I believe in tradition, even if I have to make one up every year, and so it is with solemn pride that I report this is the thirty-fifth year in a row I have screwed up the fudge-slathered fudge cake in a completely new way.

It’s never come out right, but it never comes out wrong the same way twice. I am not a baker. A baker understands things about temperature and chemistry and eggs. I have the reputation in my family as a baker on account of I do bake things, and I bake things because I like eating baked goods. In much the same way, Dave is a cook because he likes eating, um, food. We come as a set. It usually works out.

My baking works out mainly because it’s hard to throw flour and sugar and butter and cream together without getting something yummy out of it, even if you have to rename it.
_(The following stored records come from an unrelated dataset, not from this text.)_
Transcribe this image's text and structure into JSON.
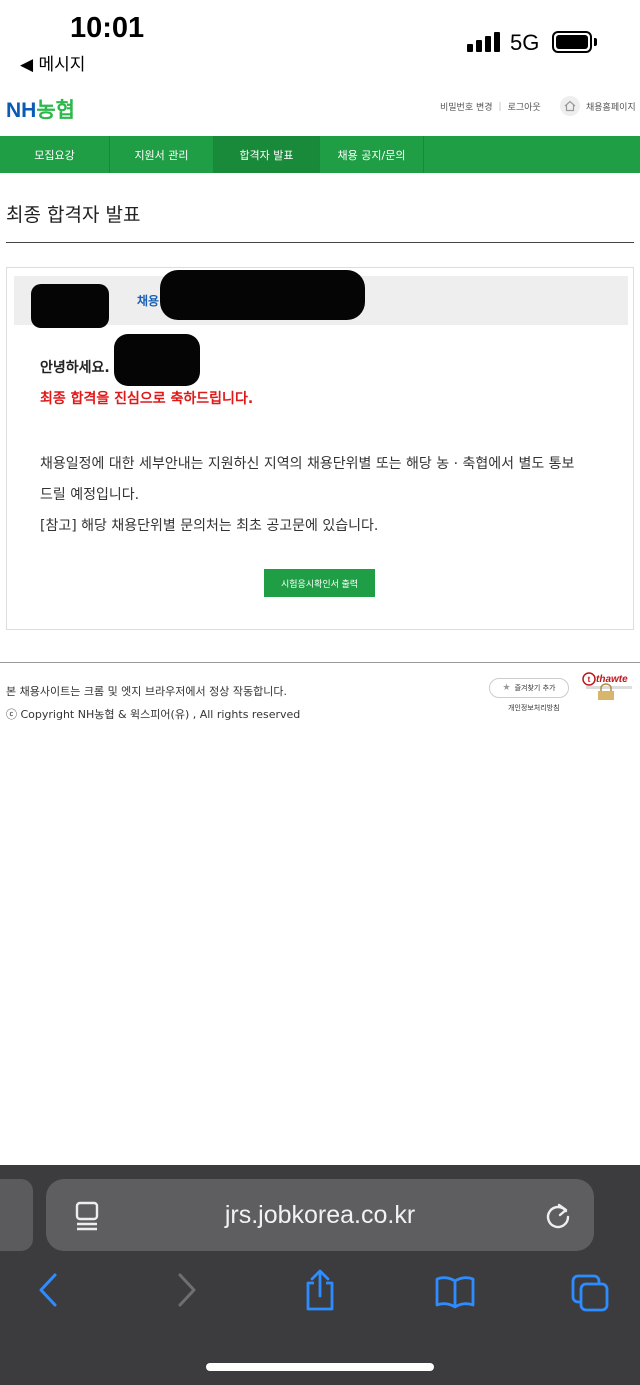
{
  "status_bar": {
    "time": "10:01",
    "back_app": "◀ 메시지",
    "network": "5G"
  },
  "header": {
    "logo_nh": "NH",
    "logo_kr": "농협",
    "change_password": "비밀번호 변경",
    "logout": "로그아웃",
    "home_label": "채용홈페이지"
  },
  "nav": {
    "tabs": [
      {
        "label": "모집요강"
      },
      {
        "label": "지원서 관리"
      },
      {
        "label": "합격자 발표"
      },
      {
        "label": "채용 공지/문의"
      }
    ]
  },
  "page": {
    "title": "최종 합격자 발표"
  },
  "result": {
    "unit_label": "채용단위",
    "greeting": "안녕하세요.",
    "congrats": "최종 합격을 진심으로 축하드립니다.",
    "line1": "채용일정에 대한 세부안내는 지원하신 지역의 채용단위별 또는 해당 농 · 축협에서 별도 통보",
    "line2": "드릴 예정입니다.",
    "line3": "[참고] 해당 채용단위별 문의처는 최초 공고문에 있습니다.",
    "print_button": "시험응시확인서 출력"
  },
  "footer": {
    "notice": "본 채용사이트는 크롬 및 엣지 브라우저에서 정상 작동합니다.",
    "copyright": "ⓒ Copyright NH농협 & 윅스피어(유) , All rights reserved",
    "bookmark": "즐겨찾기 추가",
    "privacy": "개인정보처리방침",
    "thawte": "thawte"
  },
  "browser": {
    "url": "jrs.jobkorea.co.kr"
  },
  "colors": {
    "nav_green": "#1f9e45",
    "congrats_red": "#e01818",
    "label_blue": "#1a5fb4"
  },
  "icons": [
    "signal-icon",
    "battery-icon",
    "home-icon",
    "star-icon",
    "reader-icon",
    "reload-icon",
    "back-icon",
    "forward-icon",
    "share-icon",
    "bookmarks-icon",
    "tabs-icon"
  ]
}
Usually I mess up the fudge frosting on the fudge-slathered fudge cake. It either sets up too strenuously and slabs onto the cake like shingles, or stucco, or something other than smooth shiny slatherance; or, conversely, it doesn’t set up at all, and we have to chase it all over the counter with spoons. In all likelihood this is a matter of temperature and if I were an actual baker I would have a sense how hot to bile it and for how long, OR I would have a thermometer and precise instructions. The recipe doesn’t mention a thermometer. It merely suggests I cook it on medium low for about ten minutes. On the test kitchen’s stove, using the test kitchen’s saucepan. The home cook is on her own.

I messed up the frosting a little this time. Calls for six ounces of unsweetened chocolate, for which I substituted the three ounces I actually had on hand, two ounces of semi-sweet chocolate chips, and a pale, desiccated old ounce I scrounged from my neighbor, because it’s not really Thanksgiving unless you’re missing a key ingredient and the stores are all closed.

I don’t usually mess up the cake. At least, not any more than it’s been messed up every year. It involves whipped-up egg whites and whipped-up egg yolks. You’re supposed to fold the egg whites into the rest of the cake batter. “Folding” egg whites is one of those baker jokes. Real bakers laugh themselves silly over putting that instruction into a recipe, because it is not possible to mix fluffy egg whites into chocolate and ground nuts and keep any loft in them at all. There’s really no point. Nevertheless, I try for it every year. The two cake layers bake up fluffy and then swoon into sad little cratered crackers as they cool.

This year, however, I dropped a bit of egg yolk into the egg whites and couldn’t persuade it out, so I just went ahead and tried to whip it all into Soft Peaks. I did not achieve Soft Peaks. I achieved an apathetic foam floating on a sea of snot.

Hell with it, I said. It’s not like this cake ever stays fluffy anyway. I mashed all the egg portions together with the nuts and chocolate and poured the whole mess into the pans, and I will be dogged if the cake didn’t turn out better than it ever had. It’s not fluffy, of course, but this time it’s not actually concave.

Well! The frosting turned out perfect too. Without any doubt, this was the most successful fudge-slathered fudge cake in 35 years. Somewhere, there’s a cabal of bakers cackling their fannies off thinking of how much pointless bullshit they get people to do. I should’ve known right off the bat when the first instruction was “grease two pans and then line with tin foil.” Because everyone knows how much tin foil loves to stick to pans! Very funny, baker cabal.

Next year I’m going to throw all the ingredients at once into a big bowl and chuck eggs into it from across the room, fish out the shell fragments, and mix. It’ll be fine.